A credit card is better for flexible spending on small expenses if you can pay off the balance monthly. A personal loan is most useful for large expenses or debt consolidation with predictable payments. You should evaluate your finances and ability to pay to make the best choice.

conclusion

In the debate between personal loans and credit cards, the better choice ultimately depends on your individual financial needs and circumstances. Credit cards offer flexibility and rewards for small, ongoing purchases, making them a convenient tool for those who can manage their spending and pay off balances instantly.

Personal loans, on the other hand, offer a structured repayment plan, often at low interest rates, and are ideal for larger one-time expenses or consolidating high-interest debt.

Personal loans can offer significant benefits to those looking to make large purchases or consolidate multiple debts. They have fixed monthly payments and predictable costs, which makes budgeting easier and helps you avoid the risks of high-interest credit card debt.

Additionally, with the rise of personal loan apps like LoanTap, access to funds is easier than ever. LoanTap’s personal loan app offers loans up to Rs. 10K and simplify the application process, providing fast approvals within hours at competitive prices, all through your smartphone.

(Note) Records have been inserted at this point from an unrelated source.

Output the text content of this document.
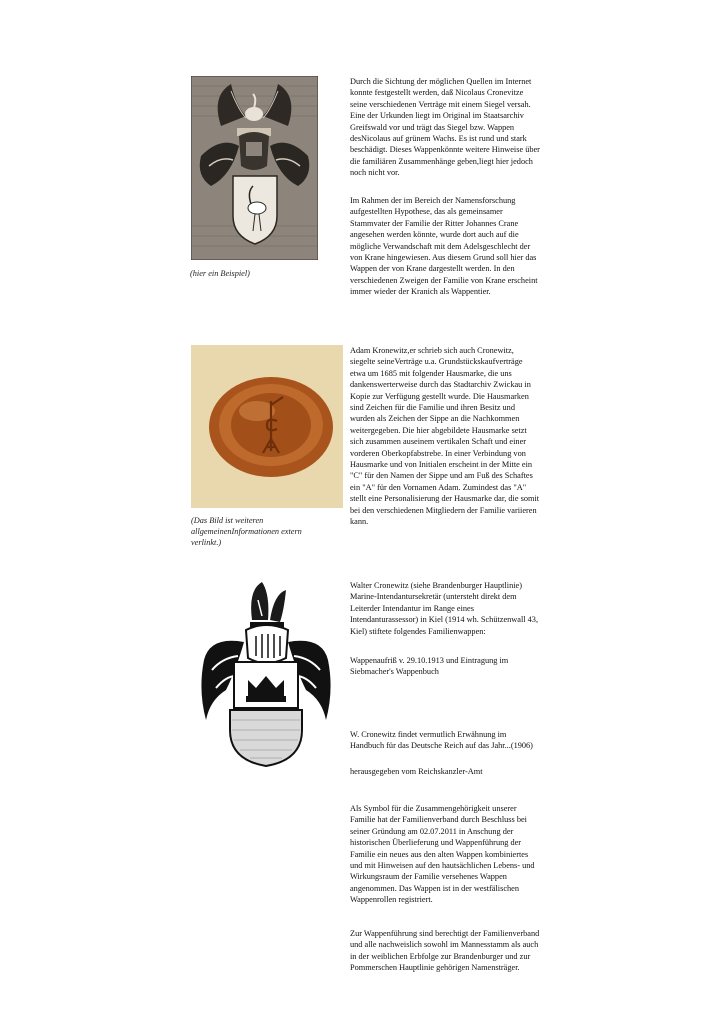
(hier ein Beispiel)

Durch die Sichtung der möglichen Quellen im Internet konnte festgestellt werden, daß Nicolaus Cronevitze seine verschiedenen Verträge mit einem Siegel versah. Eine der Urkunden liegt im Original im Staatsarchiv Greifswald vor und trägt das Siegel bzw. Wappen desNicolaus auf grünem Wachs. Es ist rund und stark beschädigt. Dieses Wappenkönnte weitere Hinweise über die familiären Zusammenhänge geben,liegt hier jedoch noch nicht vor.

Im Rahmen der im Bereich der Namensforschung aufgestellten Hypothese, das als gemeinsamer Stammvater der Familie der Ritter Johannes Crane angesehen werden könnte, wurde dort auch auf die mögliche Verwandschaft mit dem Adelsgeschlecht der von Krane hingewiesen. Aus diesem Grund soll hier das Wappen der von Krane dargestellt werden. In den verschiedenen Zweigen der Familie von Krane erscheint immer wieder der Kranich als Wappentier.

(Das Bild ist weiteren allgemeinenInformationen extern verlinkt.)

Adam Kronewitz,er schrieb sich auch Cronewitz, siegelte seineVerträge u.a. Grundstückskaufverträge etwa um 1685 mit folgender Hausmarke, die uns dankenswerterweise durch das Stadtarchiv Zwickau in Kopie zur Verfügung gestellt wurde. Die Hausmarken sind Zeichen für die Familie und ihren Besitz und wurden als Zeichen der Sippe an die Nachkommen weitergegeben. Die hier abgebildete Hausmarke setzt sich zusammen auseinem vertikalen Schaft und einer vorderen Oberkopfabstrebe. In einer Verbindung von Hausmarke und von Initialen erscheint in der Mitte ein "C" für den Namen der Sippe und am Fuß des Schaftes ein "A" für den Vornamen Adam. Zumindest das "A" stellt eine Personalisierung der Hausmarke dar, die somit bei den verschiedenen Mitgliedern der Familie variieren kann.

Walter Cronewitz (siehe Brandenburger Hauptlinie) Marine-Intendantursekretär (untersteht direkt dem Leiterder Intendantur im Range eines Intendanturassessor) in Kiel (1914 wh. Schützenwall 43, Kiel) stiftete folgendes Familienwappen:

Wappenaufriß v. 29.10.1913 und Eintragung im Siebmacher's Wappenbuch

W. Cronewitz findet vermutlich Erwähnung im Handbuch für das Deutsche Reich auf das Jahr...(1906)

herausgegeben vom Reichskanzler-Amt

Als Symbol für die Zusammengehörigkeit unserer Familie hat der Familienverband durch Beschluss bei seiner Gründung am 02.07.2011 in Anschung der historischen Überlieferung und Wappenführung der Familie ein neues aus den alten Wappen kombiniertes und mit Hinweisen auf den hautsächlichen Lebens- und Wirkungsraum der Familie versehenes Wappen angenommen. Das Wappen ist in der westfälischen Wappenrollen registriert.

Zur Wappenführung sind berechtigt der Familienverband und alle nachweislich sowohl im Mannesstamm als auch in der weiblichen Erbfolge zur Brandenburger und zur Pommerschen Hauptlinie gehörigen Namensträger.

Frequently asked questions

What is the main difference between a personal loan and a credit card?

A personal loan provides a lump sum of money that is repaid in fixed monthly installments over a specified period. The credit card offers a revolving line of credit that can be used for ongoing purchases and repaid by the due date each month.

Which typically have lower interest rates, personal loans, or credit cards?

Interest rates on personal loans are usually lower compared to credit cards, especially for borrowers with good credit.

Can I use the personal loan for any purpose?

Yes, personal loans can be used for a variety of purposes, including debt consolidation, home improvements, medical expenses, and other large purchases.

How do installments differ between personal loans and credit cards?

Personal loans have fixed monthly payments over a specified period, while credit cards require at least a minimum monthly payment, with interest accruing on the remaining balance.

Which is better for debt consolidation, a personal loan or a credit card?

A personal loan is generally better for debt consolidation due to its lower interest rates and fixed repayment schedule, which may make managing and paying off debt easier.